Artist Pension Trust After 10 Years

Daniel Grant gives a status report.  Some background, from when it was just starting out, here.

Monday, February 10, 2014

"I don’t want to be the judge who has a Picasso destroyed.

Preliminary injunction granted blocking the removal of "a large curtain painted by Pablo Picasso that has decorated the Four Seasons Restaurant since its opening in 1959."

Friday, February 07, 2014

Why do the Deaccession Police hate the British?

Carol Vogel reports today that Randolph College has sold a George Bellows painting to the National Gallery for $25.5 million.  I haven't bothered to check, but I'm sure the usual suspects are rending their garments.  But as Vogel tells it, it sounds like a pretty good deal all around: "It is the first major American painting to enter the National Gallery’s collection. The acquisition is also the start of a partnership between Randolph and the museum. Curators will go to Randolph to lecture; students from the college will be invited to do internships at the museum; and it is possible, officials at the college said, that from time to time, Randolph will be able to borrow the painting."


Most importantly, the work stays in "the public trust."  Or have we decided the British don't count as part of the public?

Thursday, February 06, 2014

I think we may need a ruling from the Deaccession Police on this

Here's a fascinating one.

A Portuguese bank owned a bunch of MirĂ³s.  "Crippled by debt and management irregularities," the bank was taken over by the Portuguese government, which sought to recoup some of its losses by selling the work.

But aha ... the moment the works became owned by the government, they became "cultural property" that it would be outrageous to sell.

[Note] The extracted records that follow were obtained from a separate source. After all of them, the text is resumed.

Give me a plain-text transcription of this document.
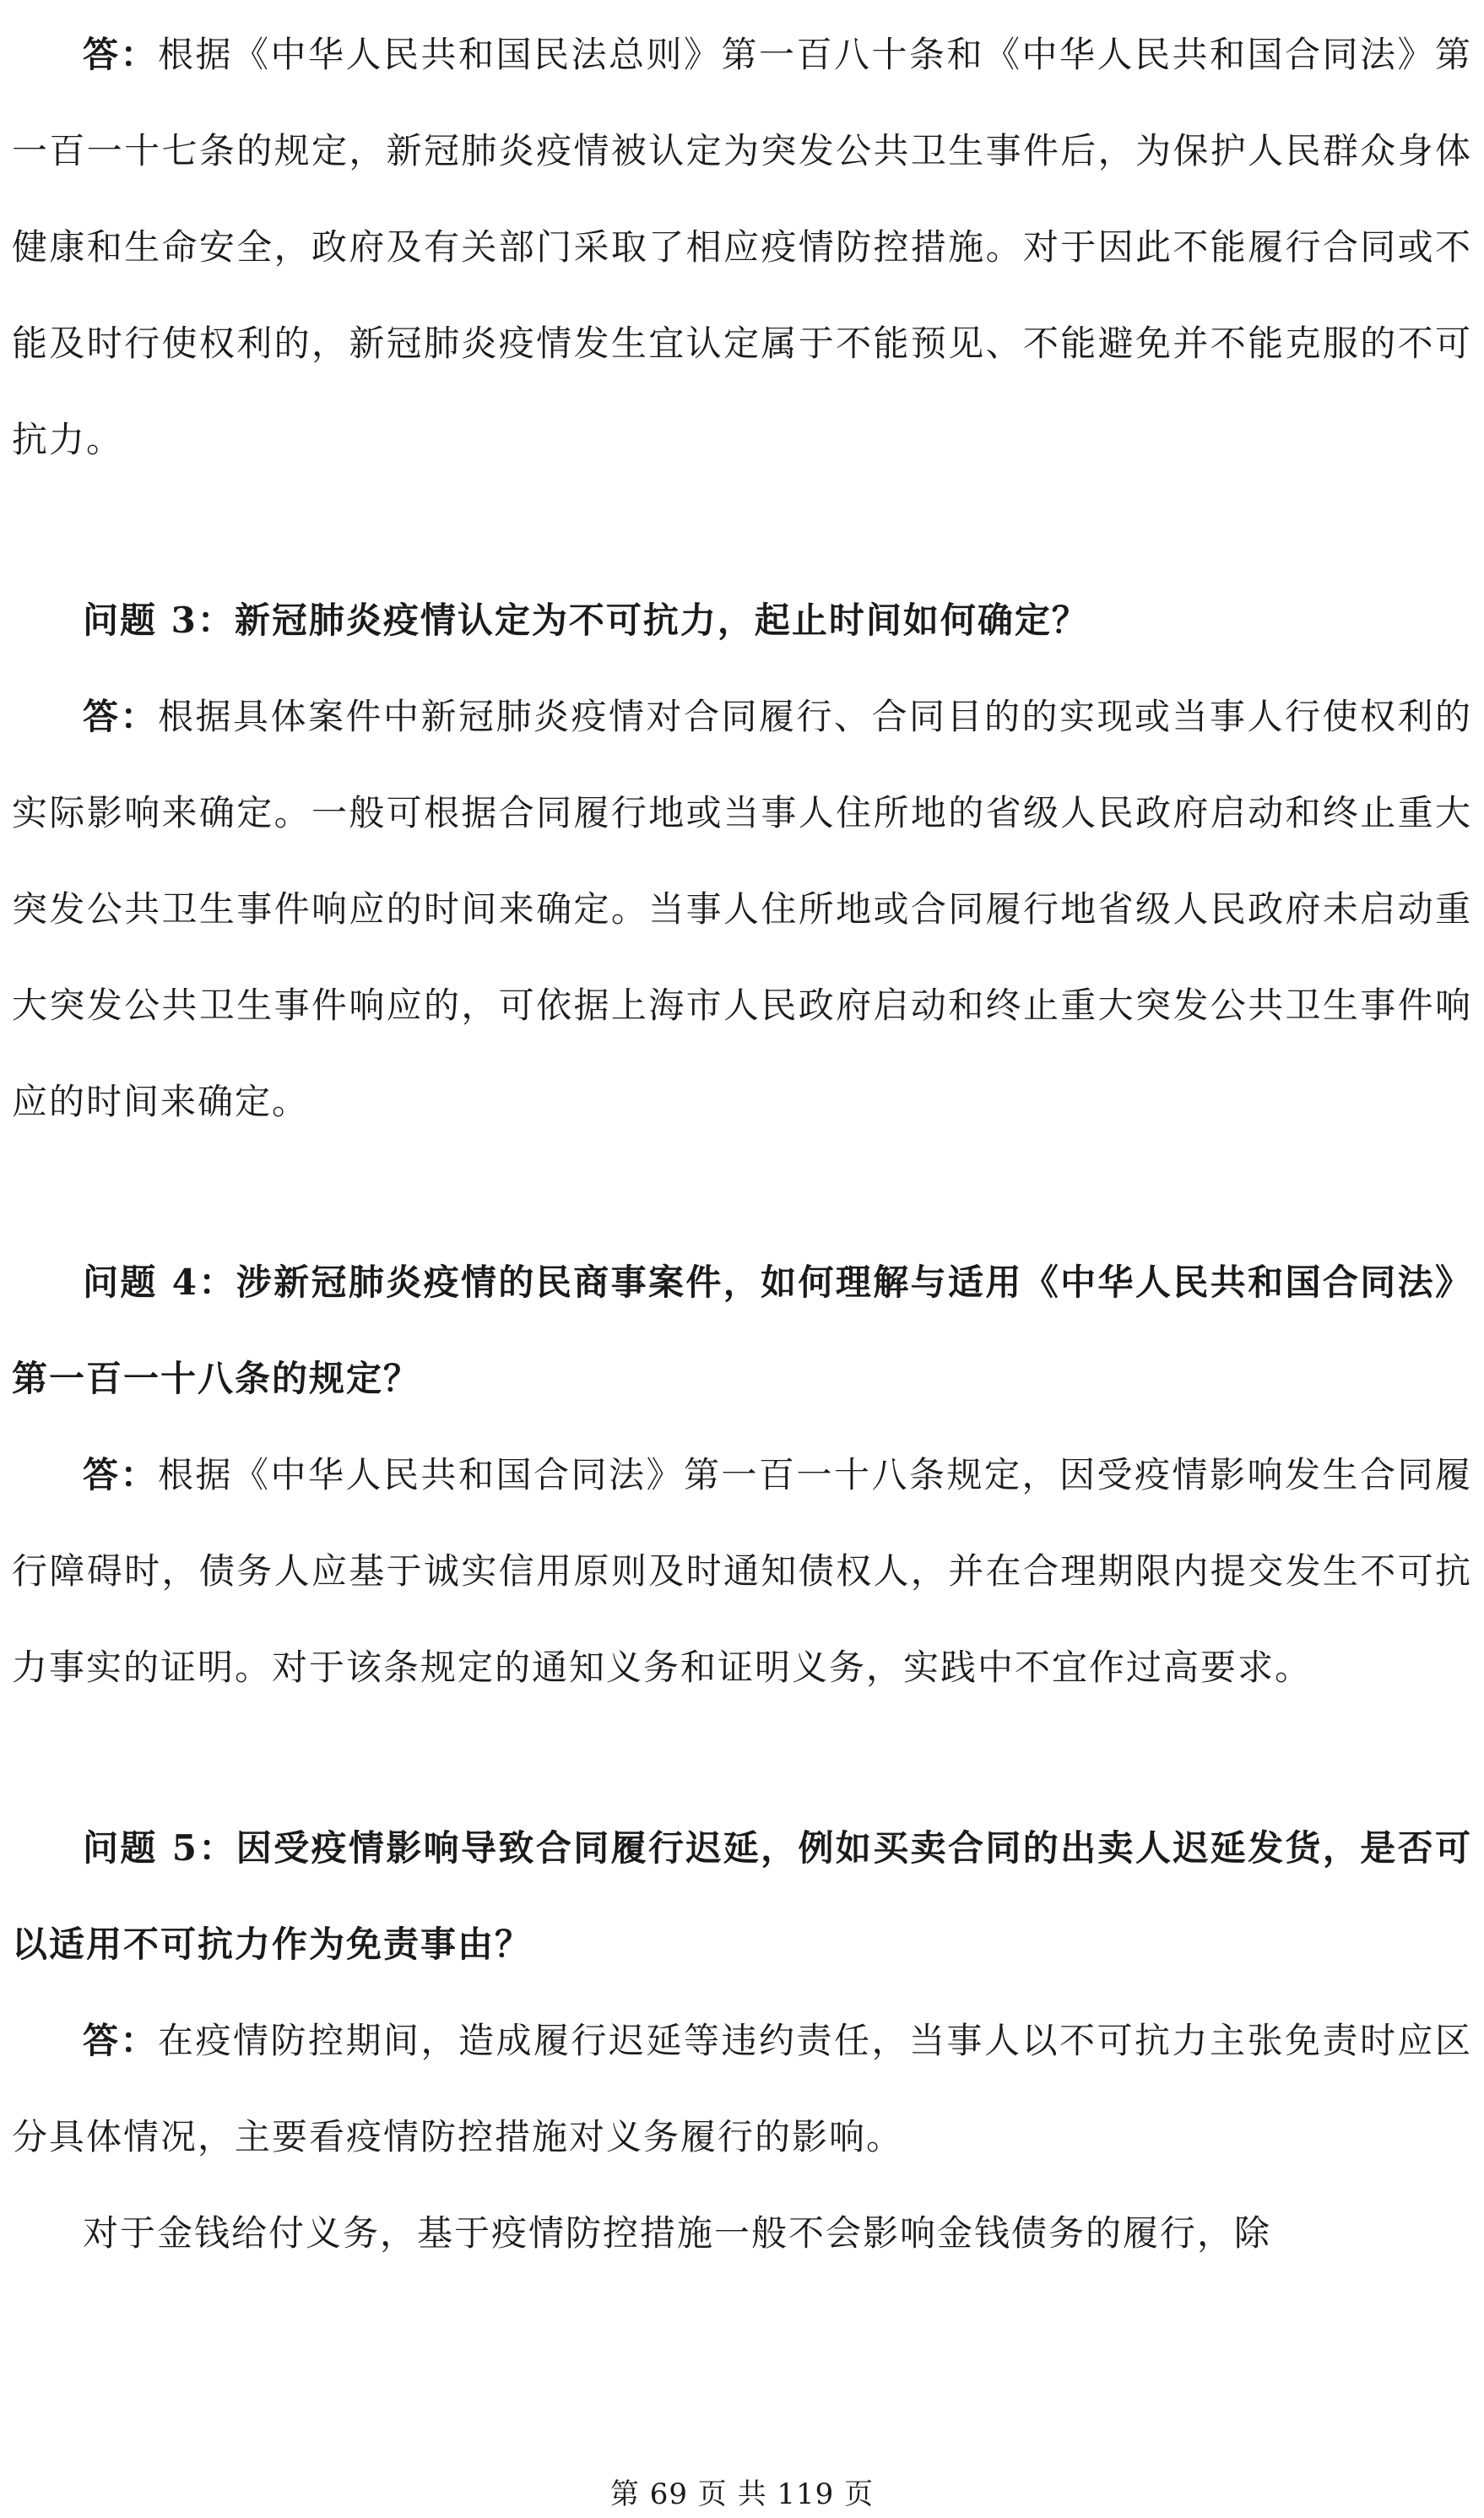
答：根据《中华人民共和国民法总则》第一百八十条和《中华人民共和国合同法》第一百一十七条的规定，新冠肺炎疫情被认定为突发公共卫生事件后，为保护人民群众身体健康和生命安全，政府及有关部门采取了相应疫情防控措施。对于因此不能履行合同或不能及时行使权利的，新冠肺炎疫情发生宜认定属于不能预见、不能避免并不能克服的不可抗力。

问题 3：新冠肺炎疫情认定为不可抗力，起止时间如何确定？

答：根据具体案件中新冠肺炎疫情对合同履行、合同目的的实现或当事人行使权利的实际影响来确定。一般可根据合同履行地或当事人住所地的省级人民政府启动和终止重大突发公共卫生事件响应的时间来确定。当事人住所地或合同履行地省级人民政府未启动重大突发公共卫生事件响应的，可依据上海市人民政府启动和终止重大突发公共卫生事件响应的时间来确定。

问题 4：涉新冠肺炎疫情的民商事案件，如何理解与适用《中华人民共和国合同法》第一百一十八条的规定？

答：根据《中华人民共和国合同法》第一百一十八条规定，因受疫情影响发生合同履行障碍时，债务人应基于诚实信用原则及时通知债权人，并在合理期限内提交发生不可抗力事实的证明。对于该条规定的通知义务和证明义务，实践中不宜作过高要求。

问题 5：因受疫情影响导致合同履行迟延，例如买卖合同的出卖人迟延发货，是否可以适用不可抗力作为免责事由？

答：在疫情防控期间，造成履行迟延等违约责任，当事人以不可抗力主张免责时应区分具体情况，主要看疫情防控措施对义务履行的影响。

对于金钱给付义务，基于疫情防控措施一般不会影响金钱债务的履行，除

第 69 页 共 119 页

If the bank had sold the works and used the proceeds to pay its creditors (including the government), I assume that would have been non-controversial.  But by switching the order around (seizing the works and then attempting to sell), the government boxed itself into a corner.

"How does someone so capable of protecting his own art interests get taken in by a scam of this magnitude?"

ARTINFO's Rozalia Jovanovic reports on a lawsuit brought by "art dealer and former Wall Street shark Asher Edelman."

The biggest art forgery case in Canadian history?

The keyboardist for the Barenaked Ladies claims to be one of the victims.

Wednesday, February 05, 2014

It's held in the public trust ...

... but we don't want the public to actually get to, you know, see it.  Controversy over a MoMA plan for its sculpture garden.